Dispelling Training Evaluation Myths
A few months ago, I attended a local professional group meeting where the topic of training evaluation was discussed. I learned a lot about what many people think about training evaluation. Most of the attendees were not training or human resources professionals, so I would not expect them to be experts on the topic. I’m glad they felt comfortable asking the questions that were on their mind. It was a good reminder for me that many misconceptions exist about training evaluation. Let’s talk about two of those myths or misconceptions and what the real story is!
Myth #1: A “Level 1” is the survey that students complete after a course; a “Level 3” is a survey that they complete a few months after the course.
It’s easy to understand that the Kirkpatrick Evaluation Levels™ (Disclaimer: I’m not related to Donald, Jim, or Wendy Kirkpatrick, but I did learn a lot when I took the Bronze Certification class!) became synonymous with the timing or method with which evaluation data were collected. However, in the New World Kirkpatrick Model™, which is described in the OPM Training Evaluation Field Guide, the levels are the type of information that is collected. The Four Levels are:
- Level 1: Reaction
- Level 2: Learning
- Level 3: Behavior
- Level 4: Results
Information on the four levels can be collected at different points in time and using different methods. For example, an end-of-course evaluation could ask students to answer questions about each of these levels. Yes, asking them to predict whether they think they will apply the skills they learned (Level 3) is hypothetical. But asking this question serves as an early warning indicator. Negative or low responses to that question should trigger further diagnosis into why they are responding that way.
Additionally, you should ask the same question on a follow-up evaluation to confirm whether, in fact, the student did apply what was learned. Things can change once students get back to the job. It is not uncommon for students to have trouble applying what they learned to their job; sometimes you can modify the training so that it is easier for students to know how to use their new skills. Students also may encounter other obstacles, which you should ask about on the follow-up evaluation. Some common obstacles include not having the right tools or encountering resistance from the supervisor or other team members.
Myth #2: Levels 3 and 4 are hard to measure.
The attendees at the meeting seemed to think that measuring Levels 3 and 4 were nearly impossible. One gentleman recounted a story about how he spent a whole year leading a study that cost over six figures to simply measure Level 4. As I listened to him, I began to wonder whether the study cost more than the training! I looked around the room at other attendees, and their eyes were wide as they presumably thought about having to run such a study one day.
When viewing the levels as types of information, measuring Levels 3 and 4 doesn’t seem so hard. As we already learned, you can ask questions about those levels in end-of-course evaluations and follow-up evaluations. No single measurement is perfect, so you must act like a detective and collect information from different sources and in different ways.
With Level 4, agencies often already measure key indicators related to their mission. For example, a transportation organization might monitor the number of injuries or accidents that passengers have while traveling in different modes of transportation. The Department of Health and Human Services and certain National Institutes of Health might monitor the number of people who are diagnosed with various diseases.
Again, no single measurement is perfect. Other factors impact these high-level metrics. With transportation, the number of passenger injuries might be impacted by weather, equipment, and funding. But, by gathering information from many sources, one can piece together a plausible argument that the training had the desired effect.

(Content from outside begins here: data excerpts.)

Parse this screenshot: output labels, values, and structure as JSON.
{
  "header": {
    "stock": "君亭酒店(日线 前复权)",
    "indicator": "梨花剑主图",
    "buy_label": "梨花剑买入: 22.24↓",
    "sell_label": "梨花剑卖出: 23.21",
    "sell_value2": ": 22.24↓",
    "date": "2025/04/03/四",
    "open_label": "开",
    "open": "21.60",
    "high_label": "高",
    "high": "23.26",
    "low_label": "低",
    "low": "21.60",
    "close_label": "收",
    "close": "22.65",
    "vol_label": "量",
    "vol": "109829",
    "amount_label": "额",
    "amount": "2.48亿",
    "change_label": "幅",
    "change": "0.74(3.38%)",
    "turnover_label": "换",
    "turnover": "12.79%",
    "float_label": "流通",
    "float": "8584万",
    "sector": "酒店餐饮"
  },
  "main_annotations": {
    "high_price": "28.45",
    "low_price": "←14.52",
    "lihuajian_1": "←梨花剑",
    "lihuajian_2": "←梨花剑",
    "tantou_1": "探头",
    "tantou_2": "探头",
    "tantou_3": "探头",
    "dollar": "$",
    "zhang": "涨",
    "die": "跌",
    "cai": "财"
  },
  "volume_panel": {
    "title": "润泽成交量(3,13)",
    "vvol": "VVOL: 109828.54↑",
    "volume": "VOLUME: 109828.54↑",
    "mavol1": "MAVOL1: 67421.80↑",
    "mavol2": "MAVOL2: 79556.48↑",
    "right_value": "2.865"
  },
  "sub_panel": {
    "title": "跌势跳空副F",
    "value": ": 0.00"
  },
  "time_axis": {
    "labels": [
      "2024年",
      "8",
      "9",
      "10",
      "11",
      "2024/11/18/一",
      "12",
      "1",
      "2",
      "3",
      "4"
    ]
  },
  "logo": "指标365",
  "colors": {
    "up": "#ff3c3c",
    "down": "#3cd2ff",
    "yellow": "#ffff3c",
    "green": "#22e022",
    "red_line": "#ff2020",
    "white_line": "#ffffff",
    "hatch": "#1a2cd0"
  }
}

Once Level 4 is defined, it is often easier to identify the specific behaviors (Level 3) that will impact the Level 4 result. For a transportation agency, passenger injuries might be impacted by training flight attendants or train conductors in standard safety protocols. Injuries also might be impacted by research funding for testing out new materials, such as types of floor materials that prevent slipping. Training grants program managers about what new research is needed would be another metric to look at; the number of studies that they fund on these safety-related materials would be another Level 3 measure.
Again, these information sources often already exist and, along with other information, can help discern a training program’s true impact. By dispelling these myths, I hope that you can better evaluate your training program to ensure that it has a positive impact your agency’s mission!